島村英紀『夕刊フジ』 2023年6月9日(金曜)。4面。コラムその496「警戒せよ! 生死を分ける地震の基礎知識
『夕刊フジ』公式ホームページの題は「摩天楼の重さでニューヨークの地盤沈下が進んでいる? 毎年1〜2ミリ…浸水の危険性 東京も他人ごとではない」
米国の最大都市ニューヨークで、エンパイア・ステートビルやクライスラービルなど摩天楼の超高層建造物の重さが原因で、それに伴う地盤沈下が進んでいるという研究が米国・地球物理学連合が発行する学術誌で発表された。
約840万人が暮らすニューヨーク市は海抜が低く、地球温暖化に伴う海面上昇による浸水リスクが、もともと高い。1950年以降、同市周辺の海面水位は22センチも上昇している。
ニューヨーク市周辺の海面は世界の2倍を超すペースで上昇していて、2050年までにはさらに約20〜76センチ上昇するとの予想がある。海面の上昇と気候変動によるハリケーンの強大化のせいで、今世紀末までには、暴風雨による大規模な洪水の頻度が、今よりも最大4倍になる可能性があるという。
しかも気候変動の影響で、ハリケーンなど豪雨をもたらす災害は一層頻度を増す見通しだ。
海面の上昇と気候変動によるハリケーンの強大化のせいで、今世紀末までには洪水の頻度が、今よりも最大4倍になる可能性がある。
ニューヨーク市では2012年にハリケーン「サンディ」による大きな高潮被害に見舞われ、ラガーディア空港のほぼ全域が浸水した。地下鉄の一部も浸水して、広範囲に停電などの被害をもたらした。
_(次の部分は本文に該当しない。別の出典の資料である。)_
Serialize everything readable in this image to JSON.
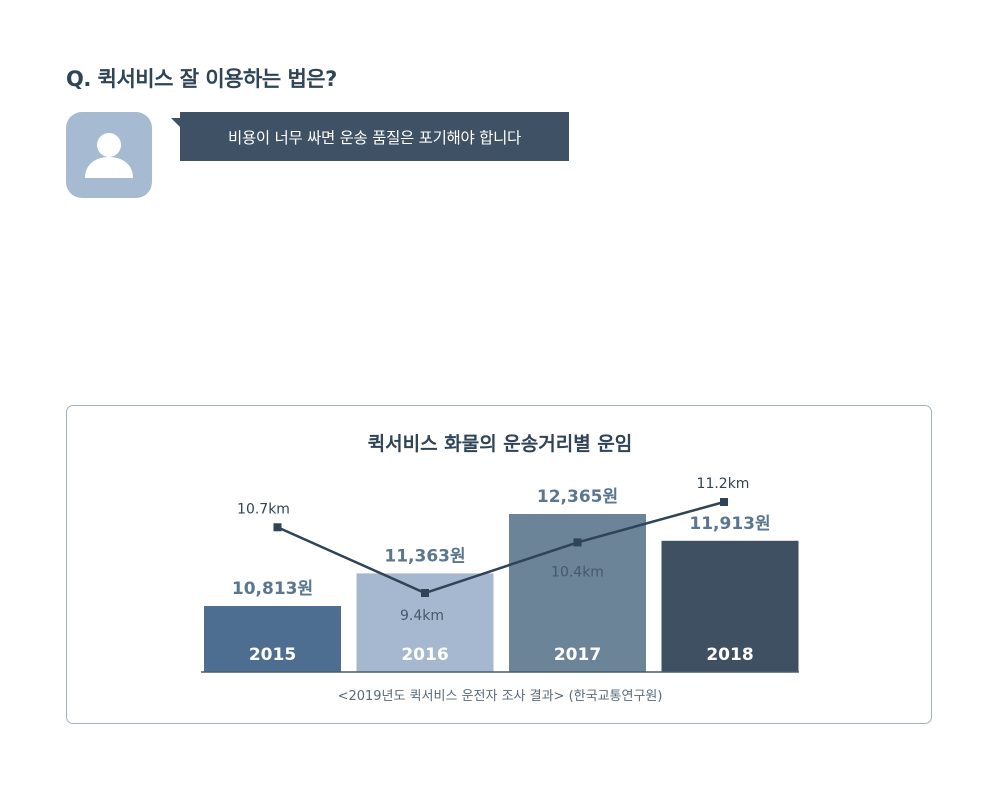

2021年にはハリケーン「アイダ」で生じた洪水で10人以上が亡くなった。犠牲者の多くは、家賃の安い地下室に暮らす低所得層だったという。科学者たちは、どちらのハリケーンも地球温暖化の影響で事態が悪化したと考えている。
ニューヨーク市の100万棟を超える建物の総重量は約8億トンある。この結果、建築物の重さで地盤が沈下している可能性があることがわかった。建築物の重さと海面上昇が浸水の危険性を増大させている。重さは重量級の航空機である満員のボーイング747-400型機のなんと190万機分、あるいはゾウ1億4000万匹分の重さと同じだ。ニューヨーク市は毎年平均1〜2ミリ沈んでいる。
地盤沈下は洪水の原因となる恐れがあり、ほかの都市も含めて世界的な問題だ。ロードアイランド大学の研究チームが世界99都市について行った調査では、沿岸の都市の大部分が地盤沈下の問題を抱えていた。
例えばインドネシアでは首都ジャカルタで急速に地盤沈下が進んでいることから、政府が首都を移転させる計画を打ち出したほどだ。
S
東京も他人ごとではない。九段(靖国神社の前)に灯台が残っているように、そこから下の新橋、銀座、汐留など、もともと低湿な土地に高いビル群があり、無節操に高層ビルが建てられている。
土壌が柔らかいほど、上にある建物からの圧縮が大きくなる。巨大建造物を建てるときは、その分だけ地面を押し下げていることを考えておかなくてはならないはずだ。